City Manager Eric Budds told council members he was recommending a budget that was prepared to “maintain services.” He added that no new activity for the city was proposed “unless there is a dedicated source of revenue” to fund it.

The general operating portion of the budget actually declined slightly from what was approved for fiscal year 2009, from $8.2 million to $8.1 million. The new general fund budget is slightly higher than what the city had approved after adjustments in the middle of the last fiscal year, after cuts to live within a reduction in income. The adjusted mid-year general fund budget was $7.9 million.

There are no salary increases or additional staff planned for in the fiscal year 2010 budget. There also are no millage increases planned.

However, total budget numbers do come in at more than $6 million higher than the previous year, mainly due to money the city is preparing to spend on phase two of the upgrades at its wastewater treatment plant. Recommended by Budds and approved by council Tuesday was $7,750,000 in spending for special capital projects in the utility fund.

Fiscal year 2010’s budget total is $40 million, up from $32.7 million in FY 2009.

The city plans to pass through a 5 percent increase for wholesale electricity. Also, a previously planned 7.5 percent increase in sewer rates will fund the debt payments on the improvements for the wastewater treatment plant. The council voted Tuesday to award the bid to M. B. Kahn Construction Company, Inc. in the amount of $16,930,618 for phase two work on the plant.
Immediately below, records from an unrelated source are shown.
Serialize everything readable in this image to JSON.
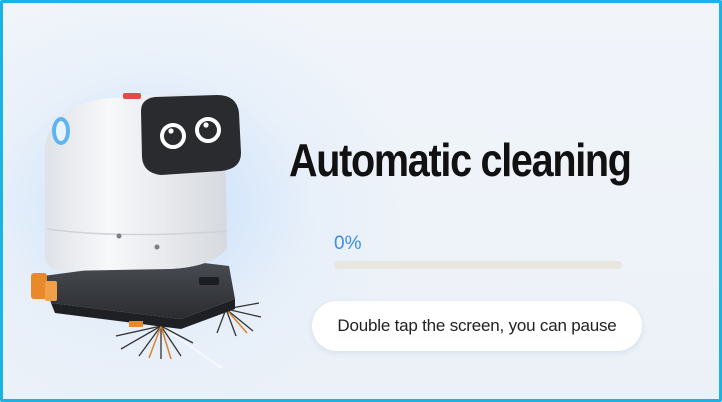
{
  "screen": {
    "title": "Automatic cleaning",
    "progress_label": "0%",
    "progress_value": 0,
    "pause_hint": "Double tap the screen, you can pause",
    "robot_image": "cleaning-robot-illustration"
  },
  "colors": {
    "frame_border": "#1ab3e6",
    "accent_blue": "#3f8be6",
    "track": "#e8e6df",
    "background": "#eef3f9"
  }
}
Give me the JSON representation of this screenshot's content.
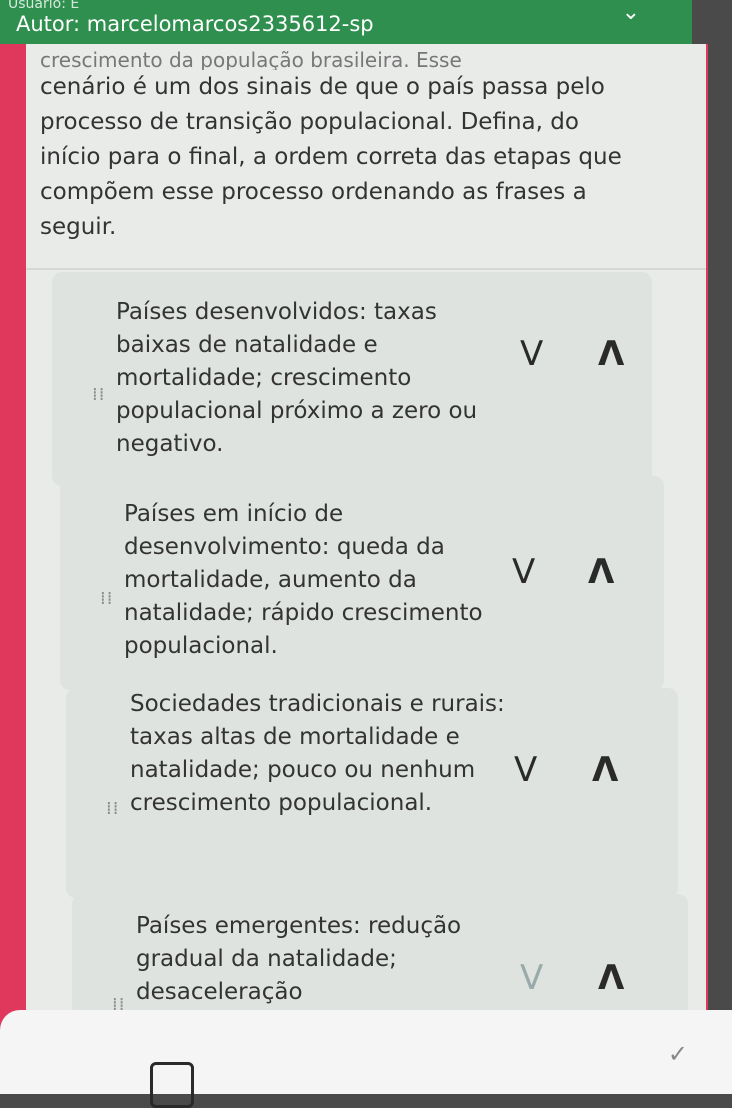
{
  "header": {
    "user": "Usuário: E",
    "author": "Autor: marcelomarcos2335612-sp",
    "chevron_icon": "chevron-down-icon"
  },
  "question": {
    "faded_line": "crescimento da população brasileira. Esse",
    "text": "cenário é um dos sinais de que o país passa pelo processo de transição populacional. Defina, do início para o final, a ordem correta das etapas que compõem esse processo ordenando as frases a seguir."
  },
  "items": [
    {
      "text": "Países desenvolvidos: taxas baixas de natalidade e mortalidade; crescimento populacional próximo a zero ou negativo.",
      "down": "V",
      "up": "Λ"
    },
    {
      "text": "Países em início de desenvolvimento: queda da mortalidade, aumento da natalidade; rápido crescimento populacional.",
      "down": "V",
      "up": "Λ"
    },
    {
      "text": "Sociedades tradicionais e rurais: taxas altas de mortalidade e natalidade; pouco ou nenhum crescimento populacional.",
      "down": "V",
      "up": "Λ"
    },
    {
      "text": "Países emergentes: redução gradual da natalidade; desaceleração",
      "down": "V",
      "up": "Λ"
    }
  ],
  "footer": {
    "check_icon": "check-icon",
    "doc_icon": "document-icon"
  }
}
Other capital requests the city is looking to implement with the new budget are wireless meter reading, repairs and rehabilitation to the underground electrical wires in the Forest Ridge subdivision and to the line feeding Louis Rich’s plant on Louis Rich Road, water and sewer infrastructure improvements in the city’s mill villages, including work anticipated in the Oakland neighborhood where a real estate development involving the closed mill is in progress.

Budds said the underground supply wires at Forest Ridge were reaching the end of their anticipated life expectancy at 30 years.
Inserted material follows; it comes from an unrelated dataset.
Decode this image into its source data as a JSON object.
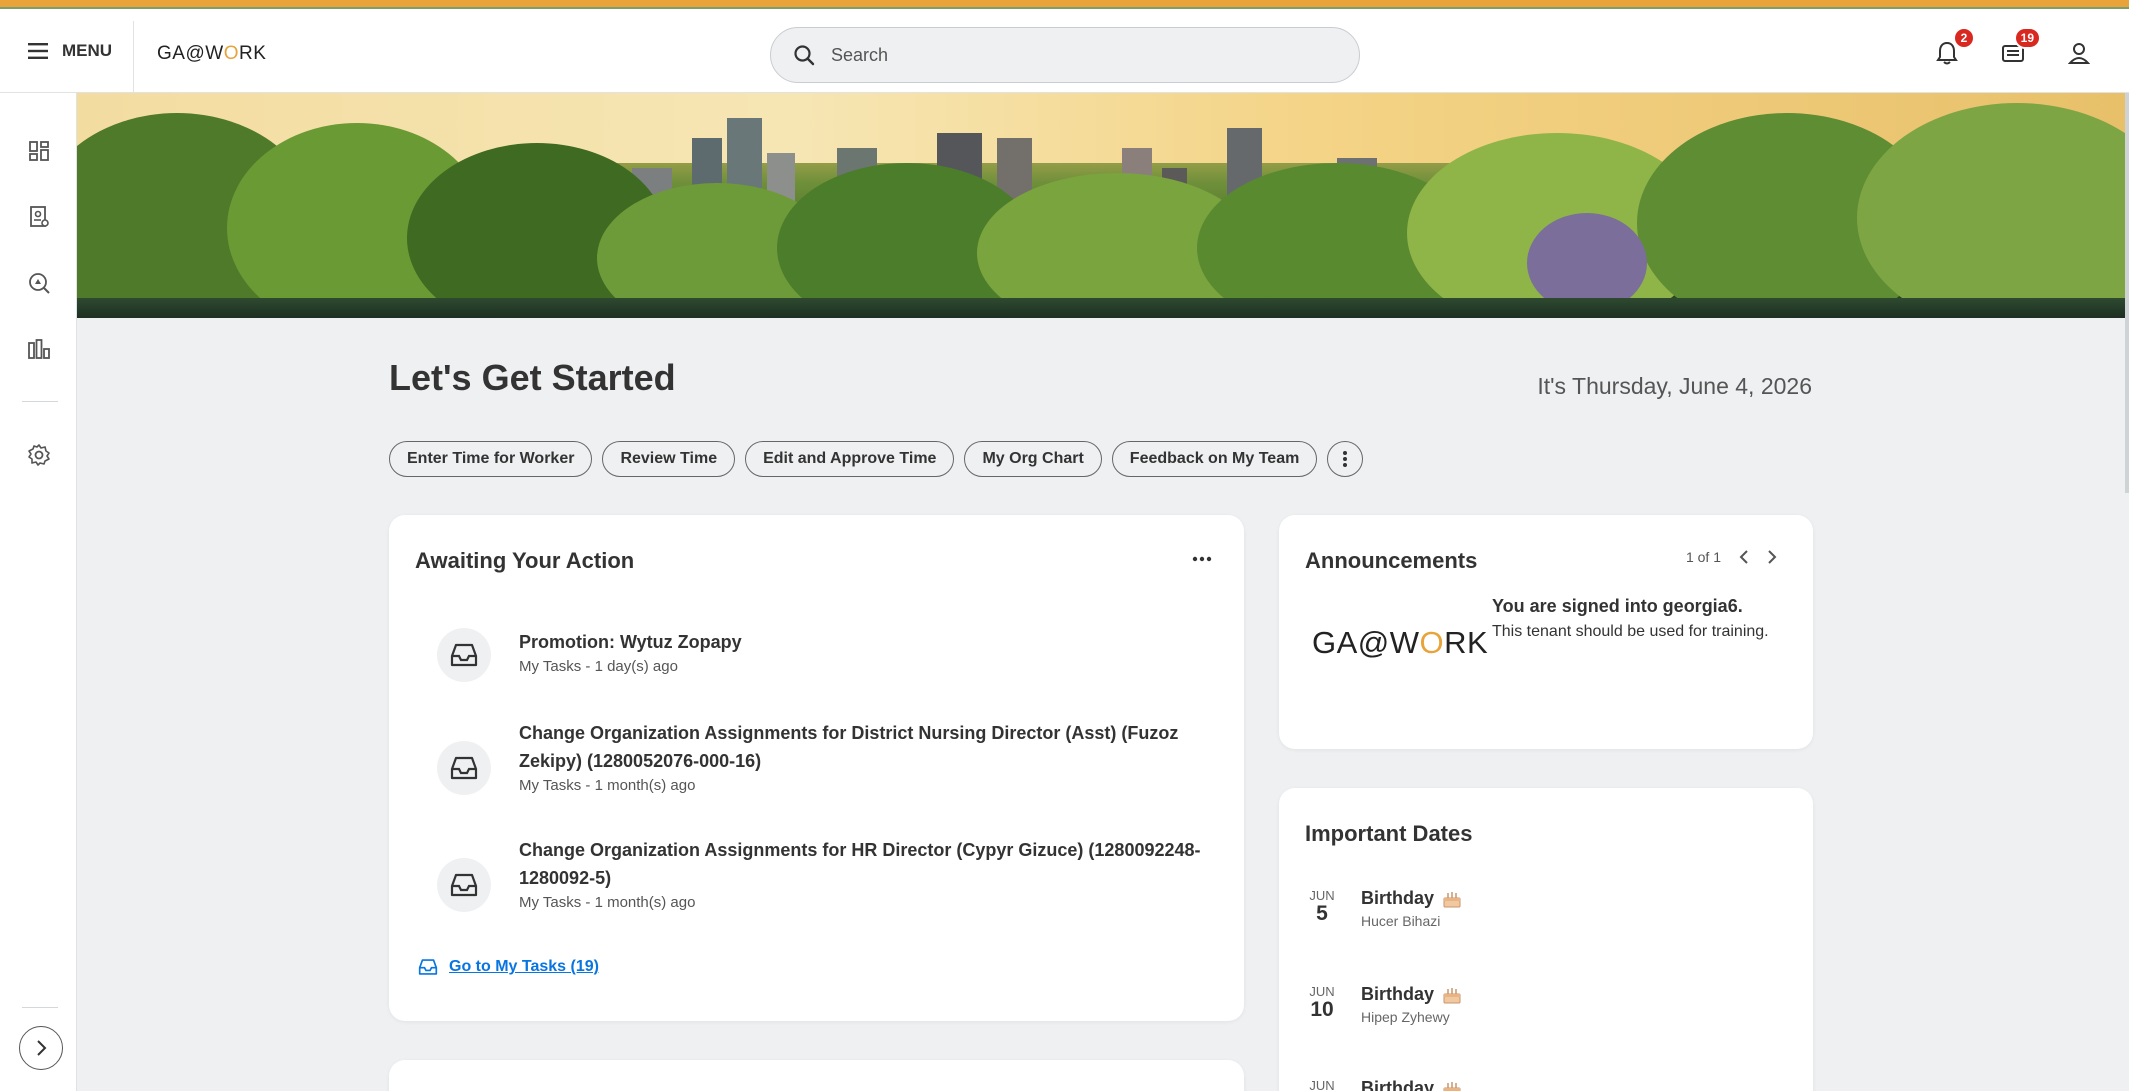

In addition to funding the wastewater treatment plant upgrades through a federal loan program, part of the stimulus act, the city is seeking $500,000 through an Environmental Protection Agency earmark and $1 million in Economic Development Administration funding. Council gave the go-ahead Tuesday to finance $19,236,065 through the State Water Pollution Control Revolving Fund for the project. Four million dollars of the loan will be at 0 percent interest due to federal stimulus funding. The remainder of the 20-year loan is to be loaned at 3.5 percent interest.

Council also passed a resolution giving city administrators permission to go after a Community Development Block Grant to fund water and wastewater system upgrades in the Oakland area. The required local cash match for this anticipated grant, $42,000, was figured into the staff’s proposed budget.

“This is also federal stimulus money and we anticipate a positive response to this application,” Budds said of the grant. He added that the city would apply for the maximum available at this time, $475,000 and they are hopeful that more would be available later to fund the work further. Although it is federal stimulus money, the funding is funneled through the state’s previously existing Community Development Block Grant program which funds all sorts of neighborhood improvements.

Future applications could include seeking money for further wastewater and water supply improvements in the Mollohon community or projects like installing sidewalks around the Oakland area. None of the applications can be done until the city finishes up work on its wireless program which received grant money from the same source. Budds said the city expects to be done with that work soon.

In other business, City Council:

• Approved a request for out-of-city water service at 943 Pine Meadow Road. The property owner agreed to sign an annexation covenant saying they were willing to annex their property to the city if it ever came to touch on city limits. A city water line is adjacent to the property located off of S.C. Highway 121/34 by the Silverstreet split, and only a normal tap is required to serve the property.

• Recognized Sgt. Randy Malloy for five years of service at the Newberry Police Department.

• Named Robert Lake as the city’s new attorney.

• Appointed Mark Senn, replacing Charlie Banks, and re-appointed George Summer to the city’s planning commission.